La République démocratique du Congo (RDC) franchit une nouvelle étape dans la modernisation de ses infrastructures transfrontalières, grâce au partenariat renforcé avec TradeMark Africa (TMA). L’organisation régionale de facilitation du commerce a confirmé, lundi, l’avancement de plusieurs projets stratégiques en Ituri, au Nord-Kivu, au Sud-Kivu et au Kongo Central, destinés à fluidifier les échanges et à accroître la compétitivité du pays.

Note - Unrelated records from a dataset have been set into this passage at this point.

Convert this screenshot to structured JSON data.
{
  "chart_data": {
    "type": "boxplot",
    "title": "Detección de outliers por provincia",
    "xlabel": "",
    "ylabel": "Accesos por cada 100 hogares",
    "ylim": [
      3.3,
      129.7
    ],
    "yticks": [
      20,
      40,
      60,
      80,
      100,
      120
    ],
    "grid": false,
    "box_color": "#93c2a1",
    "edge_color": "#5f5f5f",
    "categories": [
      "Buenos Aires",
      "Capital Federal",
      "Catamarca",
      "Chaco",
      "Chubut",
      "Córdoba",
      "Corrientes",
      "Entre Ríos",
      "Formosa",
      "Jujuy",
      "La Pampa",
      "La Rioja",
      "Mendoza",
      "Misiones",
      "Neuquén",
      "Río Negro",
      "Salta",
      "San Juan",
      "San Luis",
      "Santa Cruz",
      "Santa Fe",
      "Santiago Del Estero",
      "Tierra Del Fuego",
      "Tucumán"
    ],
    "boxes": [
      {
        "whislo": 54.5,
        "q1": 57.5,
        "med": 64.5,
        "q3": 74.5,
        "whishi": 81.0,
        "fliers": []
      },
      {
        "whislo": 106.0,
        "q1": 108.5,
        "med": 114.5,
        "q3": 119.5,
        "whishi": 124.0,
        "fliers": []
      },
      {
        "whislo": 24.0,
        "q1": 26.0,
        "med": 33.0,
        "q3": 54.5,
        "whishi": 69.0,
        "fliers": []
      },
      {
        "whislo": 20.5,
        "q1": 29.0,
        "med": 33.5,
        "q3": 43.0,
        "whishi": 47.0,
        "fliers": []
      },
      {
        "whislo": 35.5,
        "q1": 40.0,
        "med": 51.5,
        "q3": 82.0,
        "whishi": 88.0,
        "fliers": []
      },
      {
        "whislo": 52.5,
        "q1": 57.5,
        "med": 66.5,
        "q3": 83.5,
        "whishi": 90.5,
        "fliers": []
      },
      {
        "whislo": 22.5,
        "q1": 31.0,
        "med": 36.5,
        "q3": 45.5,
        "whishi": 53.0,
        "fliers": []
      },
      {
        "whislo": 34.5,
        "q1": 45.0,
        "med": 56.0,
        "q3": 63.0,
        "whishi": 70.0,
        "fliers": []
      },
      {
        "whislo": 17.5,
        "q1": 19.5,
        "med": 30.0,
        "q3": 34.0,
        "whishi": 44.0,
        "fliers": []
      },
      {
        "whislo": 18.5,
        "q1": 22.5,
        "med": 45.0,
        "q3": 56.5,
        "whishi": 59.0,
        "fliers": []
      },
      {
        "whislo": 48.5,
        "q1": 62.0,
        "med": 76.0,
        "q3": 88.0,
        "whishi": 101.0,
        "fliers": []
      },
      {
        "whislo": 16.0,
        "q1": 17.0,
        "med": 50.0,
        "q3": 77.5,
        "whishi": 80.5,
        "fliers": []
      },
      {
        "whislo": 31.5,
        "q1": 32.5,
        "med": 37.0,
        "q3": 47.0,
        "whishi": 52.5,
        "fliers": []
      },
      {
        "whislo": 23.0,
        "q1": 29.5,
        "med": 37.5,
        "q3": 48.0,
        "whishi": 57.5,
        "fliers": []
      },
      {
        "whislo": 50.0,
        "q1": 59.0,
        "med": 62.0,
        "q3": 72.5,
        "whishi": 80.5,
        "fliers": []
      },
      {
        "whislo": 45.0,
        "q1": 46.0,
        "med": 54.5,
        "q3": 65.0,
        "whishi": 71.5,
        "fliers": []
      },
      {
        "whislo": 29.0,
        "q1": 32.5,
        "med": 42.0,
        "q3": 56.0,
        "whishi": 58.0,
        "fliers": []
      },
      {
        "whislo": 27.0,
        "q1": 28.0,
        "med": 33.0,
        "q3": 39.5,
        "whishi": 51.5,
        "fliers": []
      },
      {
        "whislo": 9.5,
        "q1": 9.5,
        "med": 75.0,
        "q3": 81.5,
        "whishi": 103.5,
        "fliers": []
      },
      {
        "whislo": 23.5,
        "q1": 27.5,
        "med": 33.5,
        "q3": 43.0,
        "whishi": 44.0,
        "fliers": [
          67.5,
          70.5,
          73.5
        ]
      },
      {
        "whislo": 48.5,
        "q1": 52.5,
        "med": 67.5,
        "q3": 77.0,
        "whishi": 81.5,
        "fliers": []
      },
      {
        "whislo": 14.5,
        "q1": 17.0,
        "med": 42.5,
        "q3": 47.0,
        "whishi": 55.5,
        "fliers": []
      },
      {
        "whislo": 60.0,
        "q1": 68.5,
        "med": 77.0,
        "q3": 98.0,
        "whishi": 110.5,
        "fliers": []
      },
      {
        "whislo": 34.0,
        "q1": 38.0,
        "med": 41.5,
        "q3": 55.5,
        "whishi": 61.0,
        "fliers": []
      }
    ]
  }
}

Lors d’une réunion de travail à Kinshasa, la Première ministre Judith Suminwa et son équipe ont échangé avec Allen Sophia Asiimwe, directrice adjointe et cheffe des programmes de TMA, sur l’état d’exécution des projets en cours et ceux à venir.
Des projets déjà visibles sur le terrain
Plusieurs chantiers menés par TMA sont désormais achevés : le poste frontalier à arrêt unique de Mahagi (Ituri), conçu pour réduire les délais de passage et les coûts liés au commerce transfrontalier, et les entrepôts du port de Kalundu (Sud-Kivu), qui renforcent les capacités logistiques sur le lac Tanganyika, porte d’entrée vers le Burundi, la Tanzanie et la Zambie.
D’autres infrastructures sont en cours, comme la modernisation de la frontière de Ruzizi II entre la RDC et le Rwanda, tandis que des marchés transfrontaliers à Lufu (Kongo Central) et à Kasindi (Nord-Kivu) ont déjà franchi l’étape des études de faisabilité.
En parallèle, TMA appuie le gouvernement dans la mise en œuvre d’outils numériques, dont le Portail d’informations commerciales (PIC) et la modernisation du Guichet unique intégral du commerce extérieur (GUICE). L’organisation accompagne également l’adoption du Régime commercial simplifié (RECOS), destiné à faciliter les échanges de petite échelle entre commerçants transfrontaliers et à réduire l’informalité.
Un enjeu stratégique pour l’économie congolaise
Ces initiatives interviennent dans un contexte où la RDC cherche à diversifier son économie, encore largement tributaire des exportations minières, et à renforcer son intégration régionale. Avec ses neuf frontières, le pays est l’un des carrefours commerciaux de l’Afrique centrale et de l’Est, mais ses infrastructures vieillissantes et ses procédures lourdes freinent depuis longtemps les échanges.
La ratification en juillet 2025 par Kinshasa de l’Accord de l’OMC sur la facilitation des échanges (AFE) constitue un tournant. Ce cadre international engage désormais la RDC à moderniser ses procédures douanières et à réduire les barrières non tarifaires, une réforme dont TMA est l’un des principaux partenaires techniques et financiers.
Coopération renforcée mais défis persistants
Si les progrès sont tangibles, des difficultés demeurent, notamment sur les facilités fiscales et douanières prévues dans le cadre de l’Accord-cadre conclu avec TMA. Ces points ont été abordés lors des discussions de lundi et devraient être arbitrés en concertation avec le ministère congolais des finances.
Pour Mme Asiimwe, « la RDC possède un potentiel unique de transformation en hub commercial régional, mais cela suppose des infrastructures modernes, une meilleure gouvernance frontalière et une pleine appropriation des réformes par les acteurs locaux ».
Un espoir de compétitivité retrouvée
En misant sur la fluidification du commerce transfrontalier, Kinshasa espère stimuler l’investissement, accroître les recettes fiscales formelles et soutenir l’émergence d’un secteur privé local plus compétitif. La Première ministre Judith Suminwa a assuré que son gouvernement « maintiendra la cadence », voyant dans ces projets une opportunité non seulement de croissance économique mais aussi de création d’emplois dans des régions fragilisées par l’insécurité.